Nitrogen oxides (NOX=NO+NO2) are emitted into the urban atmosphere primarily from vehicle exhausts. Primary NOX emissions are mostly in the form of nitric oxide (NO) which then reacts with ozone (O3) to form nitrogren dioxide (NO2). Much work has been carried out to determine the factors which control the NOX and NO2 concentrations in order to enable the development of tools to aid in the forecasting of pollutant concentrations.
One approach to predict future concentrations is to use detailed atmospheric diffusion models. Such models aim to resolve the underlying physical and chemical equations controlling pollutant concentrations and therefore require detailed emissions data and meteorological fields for the region of interest.

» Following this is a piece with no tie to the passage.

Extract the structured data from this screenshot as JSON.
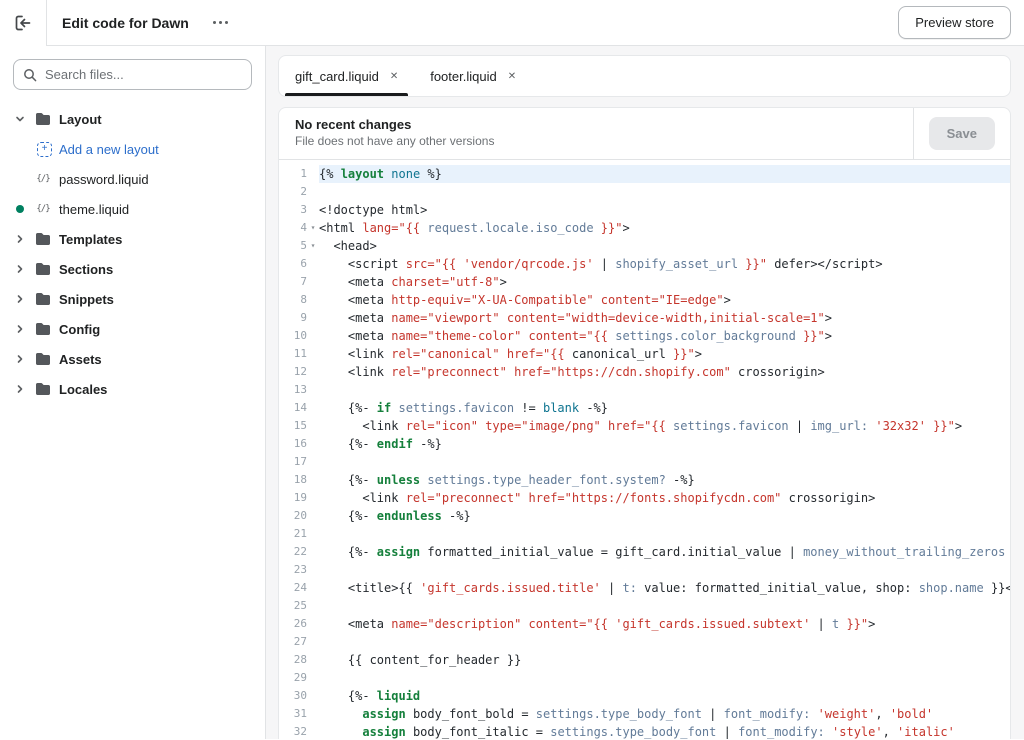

The second approach is to devise statistical models which attempt to determine the underlying relationship between sets of input data (predictors) and targets (predictands). Regression modelling is an example of such a statistical approach and has been applied to air quality modelling and prediction by a number of people (Shi & Harrison, 1997; Ziomass et al., 1995). One limitation of linear regression models is that they will underperform when used to model non-linear systems (Gardner & Dorling, in press). The relationship between NOX, NO2 and meteorology is complex and extremely non-linear.

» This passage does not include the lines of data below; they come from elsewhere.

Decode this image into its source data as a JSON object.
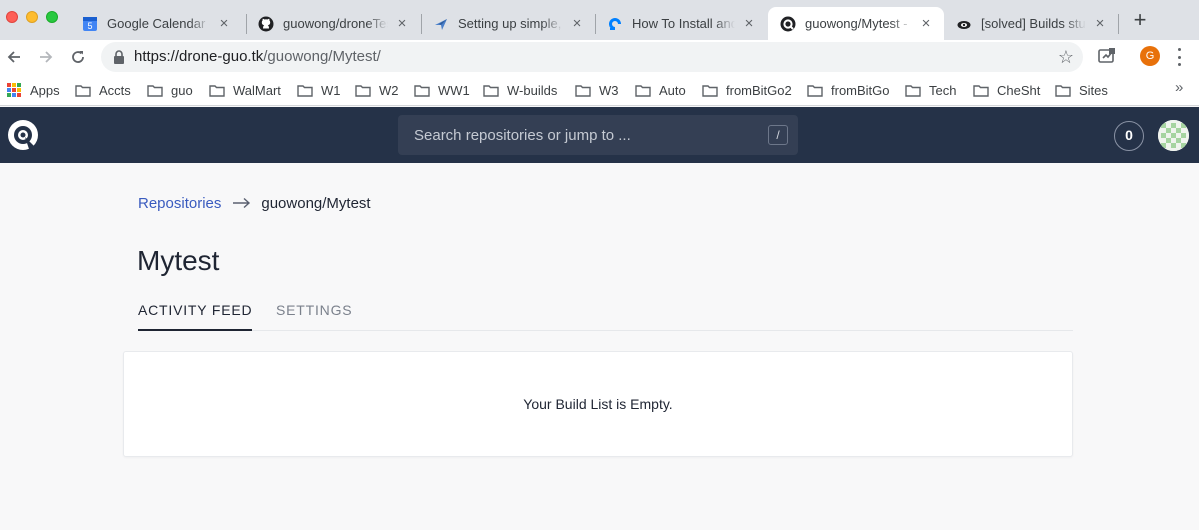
{
  "browser": {
    "tabs": [
      {
        "title": "Google Calendar - W",
        "favicon": "calendar-icon",
        "active": false
      },
      {
        "title": "guowong/droneTest",
        "favicon": "github-icon",
        "active": false
      },
      {
        "title": "Setting up simple, s",
        "favicon": "plane-icon",
        "active": false
      },
      {
        "title": "How To Install and C",
        "favicon": "digitalocean-icon",
        "active": false
      },
      {
        "title": "guowong/Mytest - D",
        "favicon": "drone-icon",
        "active": true
      },
      {
        "title": "[solved] Builds stuc",
        "favicon": "discourse-icon",
        "active": false
      }
    ],
    "calendar_day": "5",
    "address": {
      "host": "https://drone-guo.tk",
      "path": "/guowong/Mytest/"
    },
    "profile_initial": "G",
    "bookmarks": [
      "Apps",
      "Accts",
      "guo",
      "WalMart",
      "W1",
      "W2",
      "WW1",
      "W-builds",
      "W3",
      "Auto",
      "fromBitGo2",
      "fromBitGo",
      "Tech",
      "CheSht",
      "Sites"
    ],
    "more_bookmarks": "»"
  },
  "header": {
    "search_placeholder": "Search repositories or jump to ...",
    "search_shortcut": "/",
    "notification_count": "0"
  },
  "breadcrumb": {
    "root": "Repositories",
    "current": "guowong/Mytest"
  },
  "repo": {
    "title": "Mytest"
  },
  "page_tabs": [
    {
      "label": "ACTIVITY FEED",
      "active": true
    },
    {
      "label": "SETTINGS",
      "active": false
    }
  ],
  "builds": {
    "empty_message": "Your Build List is Empty."
  },
  "colors": {
    "header_bg": "#253248",
    "link": "#3a5bbf",
    "page_bg": "#f8f8f9",
    "profile": "#e8710a"
  }
}
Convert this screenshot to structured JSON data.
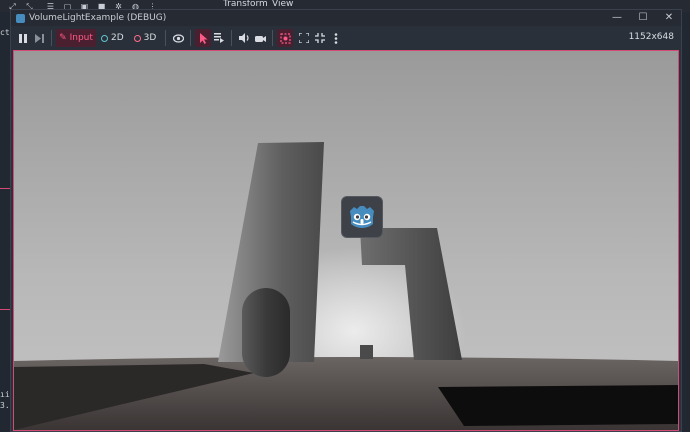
{
  "editor": {
    "menus": [
      "Transform",
      "View"
    ],
    "console_chars": [
      "ctı",
      "ıin",
      "3."
    ]
  },
  "window": {
    "title": "VolumeLightExample (DEBUG)",
    "controls": [
      "minimize-icon",
      "maximize-icon",
      "close-icon"
    ]
  },
  "toolbar": {
    "input_label": "Input",
    "mode_2d_label": "2D",
    "mode_3d_label": "3D",
    "resolution": "1152x648",
    "icons": [
      "pause-icon",
      "step-icon",
      "pin-icon",
      "eye-icon",
      "pointer-icon",
      "list-icon",
      "speaker-icon",
      "camera-icon",
      "camera-override-icon",
      "expand-icon",
      "fullscreen-icon",
      "more-icon"
    ]
  },
  "colors": {
    "accent": "#ff5a87",
    "mode_2d_ring": "#5ec5cf",
    "mode_3d_ring": "#ff6c8a",
    "viewport_border": "#d44a74"
  }
}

In this work multilayer perceptron (MLP) neural networks are used to model and predict hourly urban NOX and NO2 concentrations from readily observable local meteorological data. MLP neural networks are capable of modelling highly non-linear relationships and can be trained to accurately generalise when presented with new, unseen data. MLP neural networks learn to model a relationship during a supervised training procedure, when they are repeatedly presented with series of input and associated output data. In the case of modelling polutant concentrations the input data will consist of measurements of meteorological conditions and the output will be the pollutant concentration. To use the trained MLP neural network for prediction involves presenting the network with a set of forecast meteorological data. For this reason it is important to use meteorological data that are readily forecasted.

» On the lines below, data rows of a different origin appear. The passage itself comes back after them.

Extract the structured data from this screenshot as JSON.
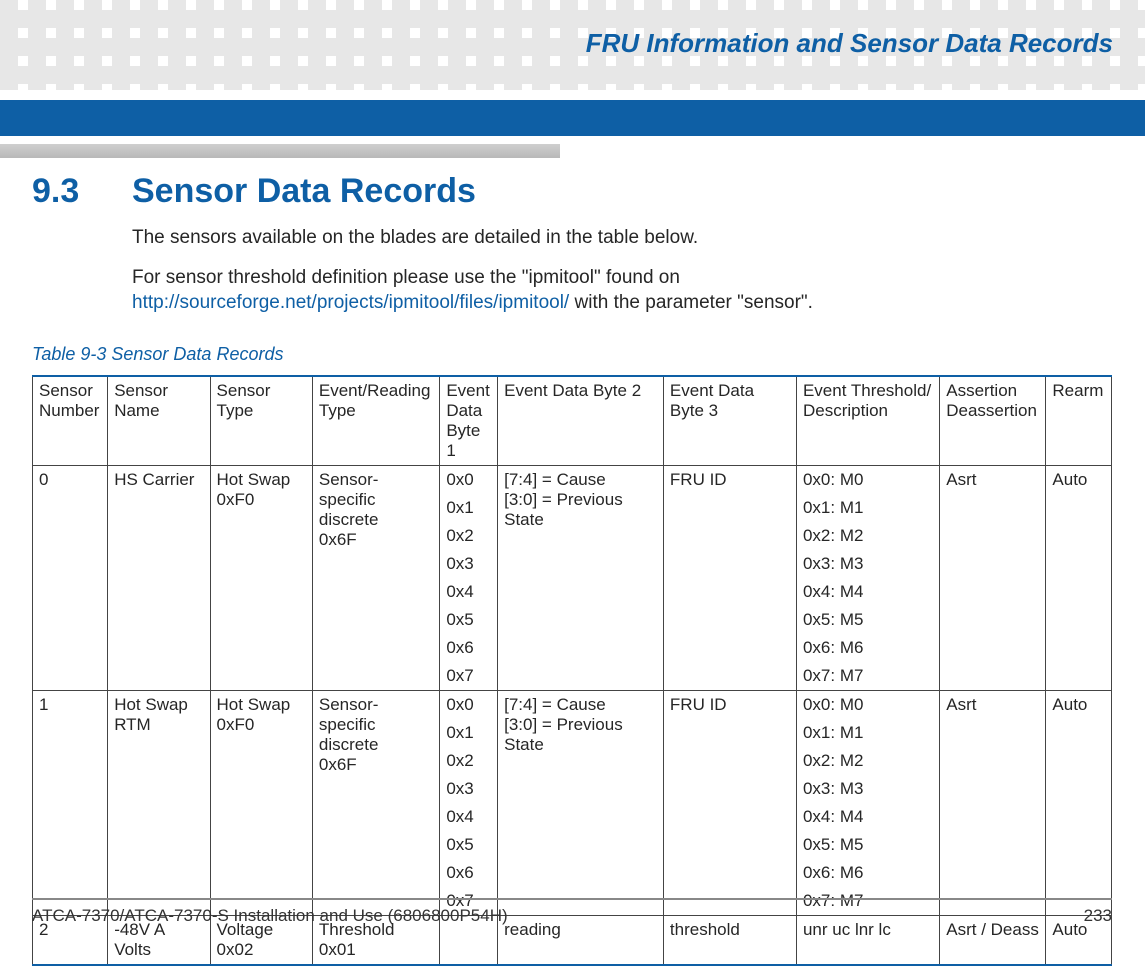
{
  "header": {
    "running_title": "FRU Information and Sensor Data Records"
  },
  "section": {
    "number": "9.3",
    "title": "Sensor Data Records"
  },
  "paragraphs": {
    "p1": "The sensors available on the blades are detailed in the table below.",
    "p2a": "For sensor threshold definition please use the \"ipmitool\" found on ",
    "p2_link": "http://sourceforge.net/projects/ipmitool/files/ipmitool/",
    "p2b": " with the parameter \"sensor\"."
  },
  "table": {
    "caption": "Table 9-3 Sensor Data Records",
    "headers": {
      "c0": "Sensor Number",
      "c1": "Sensor Name",
      "c2": "Sensor Type",
      "c3": "Event/Reading Type",
      "c4": "Event Data Byte 1",
      "c5": "Event Data Byte 2",
      "c6": "Event Data Byte 3",
      "c7": "Event Threshold/ Description",
      "c8": "Assertion Deassertion",
      "c9": "Rearm"
    },
    "rows": [
      {
        "number": "0",
        "name": "HS Carrier",
        "type_lines": [
          "Hot Swap",
          "0xF0"
        ],
        "er_lines": [
          "Sensor-specific",
          "discrete",
          "0x6F"
        ],
        "b1_lines": [
          "0x0",
          "0x1",
          "0x2",
          "0x3",
          "0x4",
          "0x5",
          "0x6",
          "0x7"
        ],
        "b2_lines": [
          "[7:4] = Cause",
          "[3:0] = Previous State"
        ],
        "b3": "FRU ID",
        "thr_lines": [
          "0x0: M0",
          "0x1: M1",
          "0x2: M2",
          "0x3: M3",
          "0x4: M4",
          "0x5: M5",
          "0x6: M6",
          "0x7: M7"
        ],
        "ad": "Asrt",
        "rearm": "Auto"
      },
      {
        "number": "1",
        "name": " Hot Swap RTM",
        "type_lines": [
          "Hot Swap",
          "0xF0"
        ],
        "er_lines": [
          "Sensor-specific",
          "discrete",
          "0x6F"
        ],
        "b1_lines": [
          "0x0",
          "0x1",
          "0x2",
          "0x3",
          "0x4",
          "0x5",
          "0x6",
          "0x7"
        ],
        "b2_lines": [
          "[7:4] = Cause",
          "[3:0] = Previous State"
        ],
        "b3": "FRU ID",
        "thr_lines": [
          "0x0: M0",
          "0x1: M1",
          "0x2: M2",
          "0x3: M3",
          "0x4: M4",
          "0x5: M5",
          "0x6: M6",
          "0x7: M7"
        ],
        "ad": "Asrt",
        "rearm": "Auto"
      },
      {
        "number": "2",
        "name": "-48V A Volts",
        "type_lines": [
          "Voltage",
          "0x02"
        ],
        "er_lines": [
          "Threshold",
          "0x01"
        ],
        "b1_lines": [
          ""
        ],
        "b2_lines": [
          "reading"
        ],
        "b3": "threshold",
        "thr_lines": [
          "unr uc lnr lc"
        ],
        "ad": "Asrt / Deass",
        "rearm": "Auto"
      }
    ]
  },
  "footer": {
    "doc": "ATCA-7370/ATCA-7370-S Installation and Use (6806800P54H)",
    "page": "233"
  }
}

Results from this work show that the MLP models can account for 60% of the variability of the hourly NOX and NO2 concentrations when used to predict one year of concentrations. This is considerably better than previous linear regression and auto-regressive models (see for example Shi & Harrison (1997)). It is also demonstrated that the MLP models are resolving the diurnal pattern of source strength without any external guidance. Work is being undertaken to assess the extent to which the MLP model predictions are degraded when made using forecast meteorological data. Current work includes the construction of a neural network ``trajectory box model'' ozone forecasting scheme. This work will build on encouraging results which have demonstrated the versatility and consistent performance of MLP neural network air quality models in a range of urban and rural settings for both primary and secondary pollutants throughout the United Kingdom.